His pray is beyond the edge of the canvas so it is left to the imagination of the viewer to decide what the outcome will be, although the original title of the painting Surprised! Suggests that the tiger was lucky.
The Dream (1910)
“The woman asleep on the couch is dreaming she has been transported into the forest, listening to the sounds from the instrument of the enchanter,” Rousseau wrote of this enigmatic painting. Like his other jungle vegetation and wildlife paintings, the setting in The Dream was inspired by his visits to the Paris’ Jardin des Plantes, which was, at the beginning of the 20th century, a combined botanical garden and a zoo.
The Hungry Lion Throws Itself on the Antelope (1905)

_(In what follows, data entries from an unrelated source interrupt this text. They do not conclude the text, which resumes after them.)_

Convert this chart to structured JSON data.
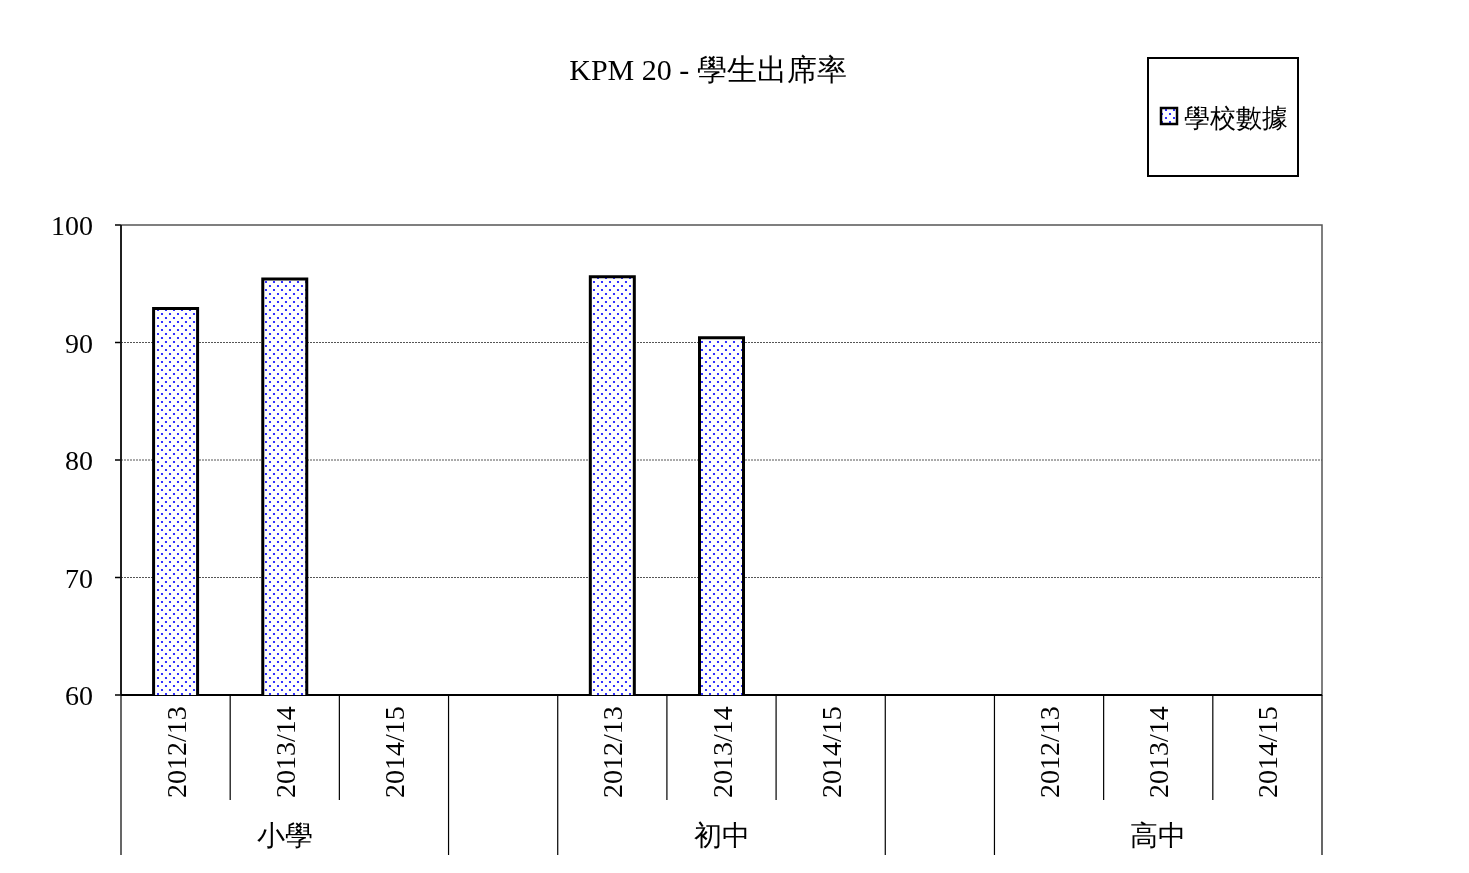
{
  "chart_data": {
    "type": "bar",
    "title": "KPM 20 - 學生出席率",
    "categories": [
      "2012/13",
      "2013/14",
      "2014/15",
      null,
      "2012/13",
      "2013/14",
      "2014/15",
      null,
      "2012/13",
      "2013/14",
      "2014/15"
    ],
    "series": [
      {
        "name": "學校數據",
        "color": "#0000ff",
        "values": [
          92.9,
          95.4,
          null,
          null,
          95.6,
          90.4,
          null,
          null,
          null,
          null,
          null
        ]
      }
    ],
    "annotations": [
      "小學",
      "初中",
      "高中"
    ],
    "ylim": [
      60,
      100
    ],
    "yticks": [
      60,
      70,
      80,
      90,
      100
    ],
    "grid": "y",
    "legend": "top right"
  }
}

This painting features a jungle scene of thick green vegetation lit by a red-setting sun in its center. In the foreground, a lion bites deeply into the neck of an antelope while other animals are visible in the dense undergrowth (a panther, an owl, and an animal with an apelike shape). Rousseau based the central pair of animals on a diorama of stuffed animals at the National Museum of Natural History in Paris.
A Carnival Evening (1886)
This mysterious wintry landscape depicts a lone couple standing in front of barren trees. Their figures seem to shine from within rather than from the light of the moon, which has left the forest in darkness.
Self Portrait (1890)
This painting depicts the artist on a grand scale with brush and palette in hand and wearing a black suit and a traditional artist’s beret. He is standing before a landscape featuring the Eiffel Tower and a tall ship decorated with world flags. Another symbol of technological progress used to celebrate the city’s modernity included the, then-futuristic, hot air balloon.

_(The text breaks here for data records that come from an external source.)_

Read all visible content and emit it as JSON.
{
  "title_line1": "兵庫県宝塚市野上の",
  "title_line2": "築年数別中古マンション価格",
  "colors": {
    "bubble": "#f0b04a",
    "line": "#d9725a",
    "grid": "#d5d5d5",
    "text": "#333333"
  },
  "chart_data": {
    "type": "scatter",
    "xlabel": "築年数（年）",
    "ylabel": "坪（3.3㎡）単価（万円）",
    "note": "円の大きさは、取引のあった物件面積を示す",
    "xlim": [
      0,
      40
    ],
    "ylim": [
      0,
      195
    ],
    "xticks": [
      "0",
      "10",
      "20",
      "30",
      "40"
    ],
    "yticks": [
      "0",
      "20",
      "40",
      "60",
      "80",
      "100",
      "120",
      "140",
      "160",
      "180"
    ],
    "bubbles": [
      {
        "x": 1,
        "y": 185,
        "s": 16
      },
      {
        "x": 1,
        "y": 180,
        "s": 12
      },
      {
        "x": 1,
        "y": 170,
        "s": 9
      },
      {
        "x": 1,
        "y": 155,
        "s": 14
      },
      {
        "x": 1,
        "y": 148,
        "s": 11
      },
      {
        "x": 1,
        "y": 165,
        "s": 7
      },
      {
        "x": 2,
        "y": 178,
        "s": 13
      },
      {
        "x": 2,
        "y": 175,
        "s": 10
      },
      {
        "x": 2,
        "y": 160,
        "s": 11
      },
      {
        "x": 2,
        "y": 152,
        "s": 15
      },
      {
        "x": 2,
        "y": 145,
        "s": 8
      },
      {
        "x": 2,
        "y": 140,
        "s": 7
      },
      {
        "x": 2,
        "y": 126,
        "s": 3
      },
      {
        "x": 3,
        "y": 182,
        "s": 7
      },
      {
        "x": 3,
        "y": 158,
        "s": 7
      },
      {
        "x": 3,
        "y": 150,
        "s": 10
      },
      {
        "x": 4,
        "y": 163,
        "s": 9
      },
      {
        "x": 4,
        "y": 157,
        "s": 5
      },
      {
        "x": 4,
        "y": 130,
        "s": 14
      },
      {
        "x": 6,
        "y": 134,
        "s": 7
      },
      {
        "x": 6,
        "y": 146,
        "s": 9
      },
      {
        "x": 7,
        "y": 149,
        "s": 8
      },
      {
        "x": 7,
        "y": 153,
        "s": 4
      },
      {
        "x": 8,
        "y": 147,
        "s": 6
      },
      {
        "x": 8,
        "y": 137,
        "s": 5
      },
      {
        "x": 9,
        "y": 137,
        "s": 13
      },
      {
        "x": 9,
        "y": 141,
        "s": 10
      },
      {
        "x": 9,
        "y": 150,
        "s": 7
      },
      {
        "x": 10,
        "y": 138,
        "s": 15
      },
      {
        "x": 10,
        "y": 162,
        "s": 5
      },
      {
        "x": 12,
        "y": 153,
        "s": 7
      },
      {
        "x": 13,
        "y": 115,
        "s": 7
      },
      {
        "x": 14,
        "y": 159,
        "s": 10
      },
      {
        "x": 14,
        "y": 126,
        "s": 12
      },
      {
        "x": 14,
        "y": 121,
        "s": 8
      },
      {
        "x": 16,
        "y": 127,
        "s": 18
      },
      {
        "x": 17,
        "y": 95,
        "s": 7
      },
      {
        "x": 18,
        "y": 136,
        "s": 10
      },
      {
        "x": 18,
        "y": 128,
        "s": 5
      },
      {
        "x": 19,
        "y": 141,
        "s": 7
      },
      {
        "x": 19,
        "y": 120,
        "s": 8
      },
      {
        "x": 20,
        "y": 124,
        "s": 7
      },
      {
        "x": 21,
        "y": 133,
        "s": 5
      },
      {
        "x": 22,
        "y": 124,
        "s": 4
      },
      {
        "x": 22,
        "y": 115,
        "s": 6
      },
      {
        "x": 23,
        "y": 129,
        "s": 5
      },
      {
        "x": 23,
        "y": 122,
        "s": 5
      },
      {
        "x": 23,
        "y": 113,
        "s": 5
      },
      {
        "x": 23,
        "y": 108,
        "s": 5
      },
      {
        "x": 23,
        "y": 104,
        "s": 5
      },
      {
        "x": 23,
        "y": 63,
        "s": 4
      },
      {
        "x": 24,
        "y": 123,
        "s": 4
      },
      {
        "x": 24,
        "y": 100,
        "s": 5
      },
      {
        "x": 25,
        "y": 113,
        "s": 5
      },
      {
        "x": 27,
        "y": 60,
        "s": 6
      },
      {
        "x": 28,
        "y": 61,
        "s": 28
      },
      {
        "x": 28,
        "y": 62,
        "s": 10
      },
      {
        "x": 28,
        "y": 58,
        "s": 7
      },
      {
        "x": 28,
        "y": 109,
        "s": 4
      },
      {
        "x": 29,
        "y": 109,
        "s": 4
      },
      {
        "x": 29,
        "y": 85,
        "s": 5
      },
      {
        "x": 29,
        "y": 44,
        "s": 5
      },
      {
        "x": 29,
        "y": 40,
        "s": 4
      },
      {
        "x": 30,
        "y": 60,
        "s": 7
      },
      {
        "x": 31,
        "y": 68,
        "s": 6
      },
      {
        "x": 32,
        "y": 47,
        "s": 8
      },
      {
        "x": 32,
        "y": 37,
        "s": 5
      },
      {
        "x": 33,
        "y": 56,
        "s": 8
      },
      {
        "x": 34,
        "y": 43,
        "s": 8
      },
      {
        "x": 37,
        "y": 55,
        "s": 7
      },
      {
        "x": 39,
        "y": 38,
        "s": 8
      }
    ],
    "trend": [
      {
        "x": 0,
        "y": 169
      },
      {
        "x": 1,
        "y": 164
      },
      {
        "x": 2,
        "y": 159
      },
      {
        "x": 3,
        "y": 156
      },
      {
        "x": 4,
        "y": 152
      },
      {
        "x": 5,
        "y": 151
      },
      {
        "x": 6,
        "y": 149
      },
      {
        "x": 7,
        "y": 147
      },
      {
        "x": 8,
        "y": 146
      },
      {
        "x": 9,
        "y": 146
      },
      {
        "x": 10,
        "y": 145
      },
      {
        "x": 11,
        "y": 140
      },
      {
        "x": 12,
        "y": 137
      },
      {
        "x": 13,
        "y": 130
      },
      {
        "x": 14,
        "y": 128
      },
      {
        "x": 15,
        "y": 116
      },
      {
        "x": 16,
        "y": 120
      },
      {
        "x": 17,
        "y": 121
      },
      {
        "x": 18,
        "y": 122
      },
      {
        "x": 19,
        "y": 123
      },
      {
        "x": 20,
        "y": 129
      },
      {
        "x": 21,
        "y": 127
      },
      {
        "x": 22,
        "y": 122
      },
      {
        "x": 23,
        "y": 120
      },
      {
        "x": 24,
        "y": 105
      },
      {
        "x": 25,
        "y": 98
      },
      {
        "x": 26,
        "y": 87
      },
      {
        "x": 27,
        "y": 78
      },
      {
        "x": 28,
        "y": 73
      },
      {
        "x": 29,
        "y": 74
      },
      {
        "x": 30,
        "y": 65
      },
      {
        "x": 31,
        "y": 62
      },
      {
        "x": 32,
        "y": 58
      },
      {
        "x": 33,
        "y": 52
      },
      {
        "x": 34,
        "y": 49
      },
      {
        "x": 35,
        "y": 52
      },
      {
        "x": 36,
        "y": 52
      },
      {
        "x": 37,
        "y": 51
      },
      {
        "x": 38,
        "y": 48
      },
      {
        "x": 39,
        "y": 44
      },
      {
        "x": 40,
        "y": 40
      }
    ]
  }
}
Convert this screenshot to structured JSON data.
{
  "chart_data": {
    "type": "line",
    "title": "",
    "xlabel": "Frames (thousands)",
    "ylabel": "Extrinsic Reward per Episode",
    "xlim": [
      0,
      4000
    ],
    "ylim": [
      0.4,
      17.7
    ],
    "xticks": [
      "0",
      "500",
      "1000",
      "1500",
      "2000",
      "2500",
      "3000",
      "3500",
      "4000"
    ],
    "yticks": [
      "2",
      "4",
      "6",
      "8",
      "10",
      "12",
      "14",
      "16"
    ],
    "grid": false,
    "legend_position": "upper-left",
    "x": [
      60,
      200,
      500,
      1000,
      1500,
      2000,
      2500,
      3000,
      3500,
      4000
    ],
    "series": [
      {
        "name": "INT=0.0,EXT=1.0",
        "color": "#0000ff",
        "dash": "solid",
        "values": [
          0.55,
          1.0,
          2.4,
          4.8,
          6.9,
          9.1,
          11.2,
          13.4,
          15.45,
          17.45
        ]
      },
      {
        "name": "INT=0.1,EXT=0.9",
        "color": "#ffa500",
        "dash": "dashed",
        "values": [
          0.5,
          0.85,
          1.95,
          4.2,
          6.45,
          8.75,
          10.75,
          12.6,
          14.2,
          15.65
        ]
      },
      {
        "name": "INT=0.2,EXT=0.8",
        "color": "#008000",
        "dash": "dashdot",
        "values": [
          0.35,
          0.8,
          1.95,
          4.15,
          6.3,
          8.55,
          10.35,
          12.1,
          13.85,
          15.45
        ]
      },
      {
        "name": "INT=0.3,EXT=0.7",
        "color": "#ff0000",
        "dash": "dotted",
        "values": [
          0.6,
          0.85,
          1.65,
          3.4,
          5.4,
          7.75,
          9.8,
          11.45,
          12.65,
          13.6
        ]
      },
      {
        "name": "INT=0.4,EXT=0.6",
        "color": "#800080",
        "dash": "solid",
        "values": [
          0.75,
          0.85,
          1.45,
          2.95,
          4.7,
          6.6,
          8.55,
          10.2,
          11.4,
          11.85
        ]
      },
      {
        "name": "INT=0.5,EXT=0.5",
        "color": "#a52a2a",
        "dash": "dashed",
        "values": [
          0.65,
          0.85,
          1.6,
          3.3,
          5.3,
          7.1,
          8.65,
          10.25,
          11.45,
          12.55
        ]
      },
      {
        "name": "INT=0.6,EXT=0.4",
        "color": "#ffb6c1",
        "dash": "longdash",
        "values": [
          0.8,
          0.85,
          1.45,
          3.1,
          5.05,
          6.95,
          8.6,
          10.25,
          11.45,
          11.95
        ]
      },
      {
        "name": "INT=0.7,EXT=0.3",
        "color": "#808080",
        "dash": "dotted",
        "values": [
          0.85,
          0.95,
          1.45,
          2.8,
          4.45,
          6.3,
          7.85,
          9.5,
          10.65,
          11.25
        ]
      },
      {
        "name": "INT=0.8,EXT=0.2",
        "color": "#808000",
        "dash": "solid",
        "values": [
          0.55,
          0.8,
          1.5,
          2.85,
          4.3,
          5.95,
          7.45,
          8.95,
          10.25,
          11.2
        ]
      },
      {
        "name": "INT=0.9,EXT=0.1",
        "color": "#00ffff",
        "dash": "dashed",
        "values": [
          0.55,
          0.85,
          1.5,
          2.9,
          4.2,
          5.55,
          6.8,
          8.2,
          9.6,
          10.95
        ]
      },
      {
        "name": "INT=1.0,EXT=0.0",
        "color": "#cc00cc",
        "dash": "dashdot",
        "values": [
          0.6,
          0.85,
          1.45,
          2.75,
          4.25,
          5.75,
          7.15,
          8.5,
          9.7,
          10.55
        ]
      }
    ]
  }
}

Boy on the Rocks (1895–1897)
This naïve painting of a boy is oftentimes described as having “mysterious poetry” or “dreamlike force”.
The Sleeping Gypsy (1897)
La Bohémienne endormie is a depiction of a lion musing over a sleeping woman on a moonlit night in a desert. The artist himself, Rousseau, described this painting: “A wandering Negress, a mandolin player, lies with her jar beside her (a vase with drinking water), overcome by fatigue in a deep sleep. A lion chance to pass by and picks up her scent yet does not devour her. There is a moonlight effect, very poetic.”
The Merry Jesters (1906)
His best works are the imaginary jungle scenes inspired by illustrated books and the vegetation of botanical gardens in Paris. This painting shows a group of bearded monkeys and a tropical bird looking at the viewer as if a sudden noise has disturbed their play.
The Football Players (1908)
The Football Players depicts Rousseau’s quirky attempt to show modern times. To his credit, today, we still have no adequate explanation as to why he painted rugby players as pajama-clad twins.

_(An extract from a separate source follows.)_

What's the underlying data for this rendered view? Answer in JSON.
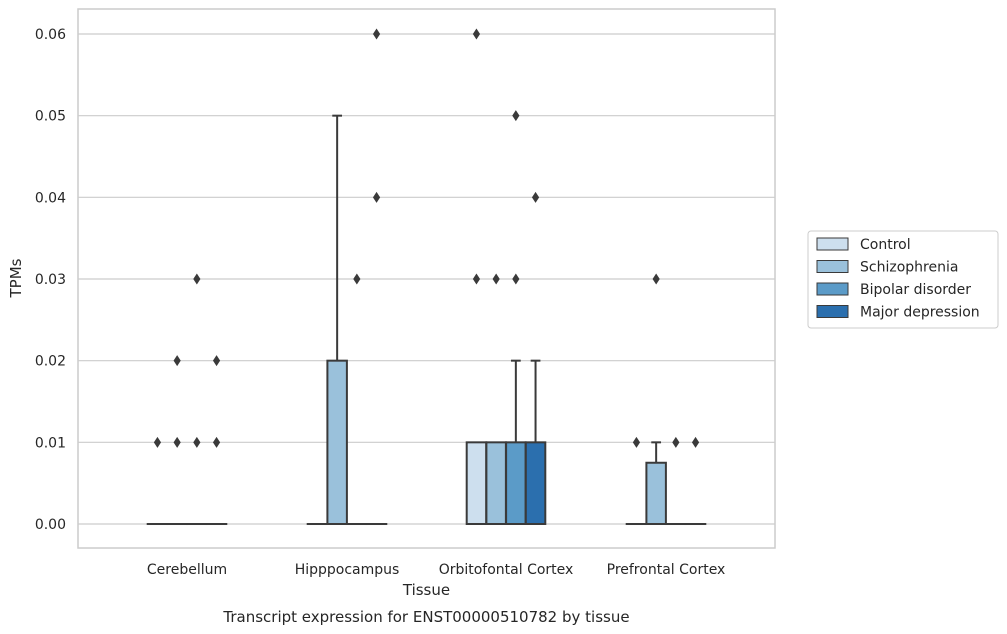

The Repast of the Lion (1907)
Rousseau based the exotic vegetation of his multiple jungle oil on canvas paintings on studies that he made in Paris’s botanical gardens and added the wild cats from popular ethnographic journals and illustrated children’s books. The Repast of the Lion depicts a Lion eating a Crocodile in a jungle setting.
Portrait of Guillaume Apollinaire and Marie Laurencin (1909)
Guillaume Apollinaire was a French short story writer, poet, and art critic, credited with coining the term cubism. Marie Laurencin was also of French descent, and she was a painter, printmaker, and stage designer who painted delicate and elegant portraits of melancholic women.
The Equatorial Jungle (1909)
This oil on canvas painting titled The Equatorial Jungle demonstrates Rousseau’s passion for painting in a naïve or primitive manner. It was painted in 1909 a year before his death. The wilderness he depicted is fecund and sinister, and leaves and flowers are magnified, and the rhythmic beauty of the repeated leaf shapes is extraordinary.